If Deepdub’s AI tech were ever to be deployed on a mass scale, the impact would mean disruption to an entire industry of voiceover artists, coordinators and translators.

“Yeah, that’s going to be disrupted,” says Reilly. “I would suggest that it’s almost inevitable. But on the other side of it, you’re going to open up the capabilities of a trend, which is already on the rise. I can tell you that the business model of global SVOD really only makes sense when you’re moving content across territories, and one of the biggest barriers to that today is localization.”
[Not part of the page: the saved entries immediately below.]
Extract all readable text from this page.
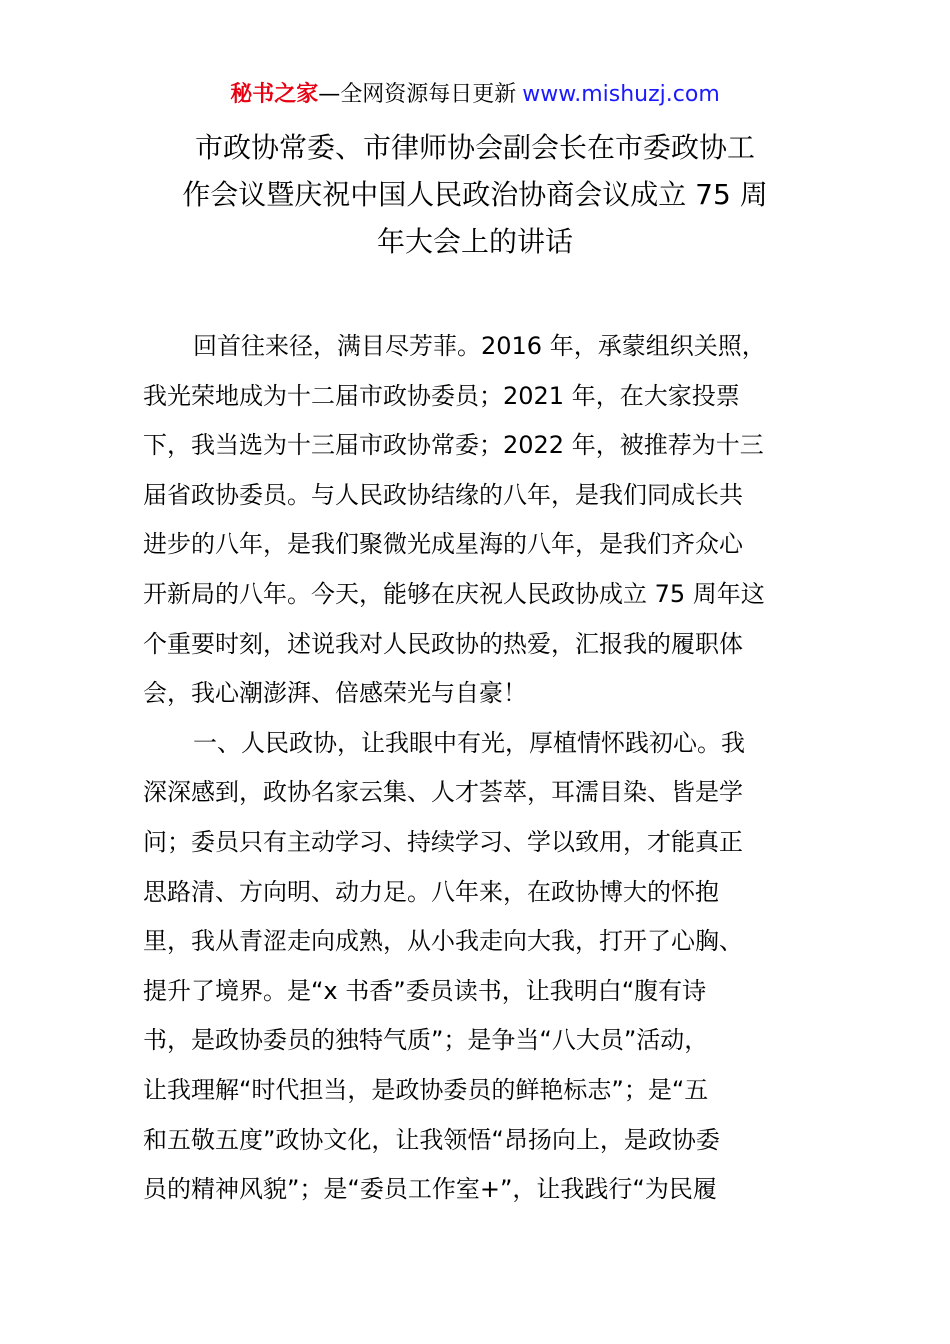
秘书之家—全网资源每日更新 www.mishuzj.com
市政协常委、市律师协会副会长在市委政协工
作会议暨庆祝中国人民政治协商会议成立 75 周
年大会上的讲话
回首往来径，满目尽芳菲。2016 年，承蒙组织关照，
我光荣地成为十二届市政协委员；2021 年，在大家投票
下，我当选为十三届市政协常委；2022 年，被推荐为十三
届省政协委员。与人民政协结缘的八年，是我们同成长共
进步的八年，是我们聚微光成星海的八年，是我们齐众心
开新局的八年。今天，能够在庆祝人民政协成立 75 周年这
个重要时刻，述说我对人民政协的热爱，汇报我的履职体
会，我心潮澎湃、倍感荣光与自豪！
一、人民政协，让我眼中有光，厚植情怀践初心。我
深深感到，政协名家云集、人才荟萃，耳濡目染、皆是学
问；委员只有主动学习、持续学习、学以致用，才能真正
思路清、方向明、动力足。八年来，在政协博大的怀抱
里，我从青涩走向成熟，从小我走向大我，打开了心胸、
提升了境界。是“x 书香”委员读书，让我明白“腹有诗
书，是政协委员的独特气质”；是争当“八大员”活动，
让我理解“时代担当，是政协委员的鲜艳标志”；是“五
和五敬五度”政协文化，让我领悟“昂扬向上，是政协委
员的精神风貌”；是“委员工作室+”，让我践行“为民履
In a Deepdub release announcing his new position on the board, Reilly says he “can clearly see why Deepdub’s technology is a game changer for studios, content creators and producers. Upon learning more about the organization and the team behind it, I knew immediately that they were on to something deeply exciting, and that I wanted to be a part of, especially as entertainment content becomes increasingly globalized. I look forward to facilitating their success and expansion.”

Said Deepdub co-founder and CEO Ofir Krakowski: “I couldn’t be more excited than to welcome Kevin onto our array of dynamic leaders and industry experts captaining our advisory board. The vision and guidance Kevin brings will not just aid in the rapid growth of the company, but bring the power of deep learning to the entertainment landscape in a manner that benefits the industry and consumers. Our recent launch was the first step in entering the market, our world class team and advisors will solidify our position for years to come.”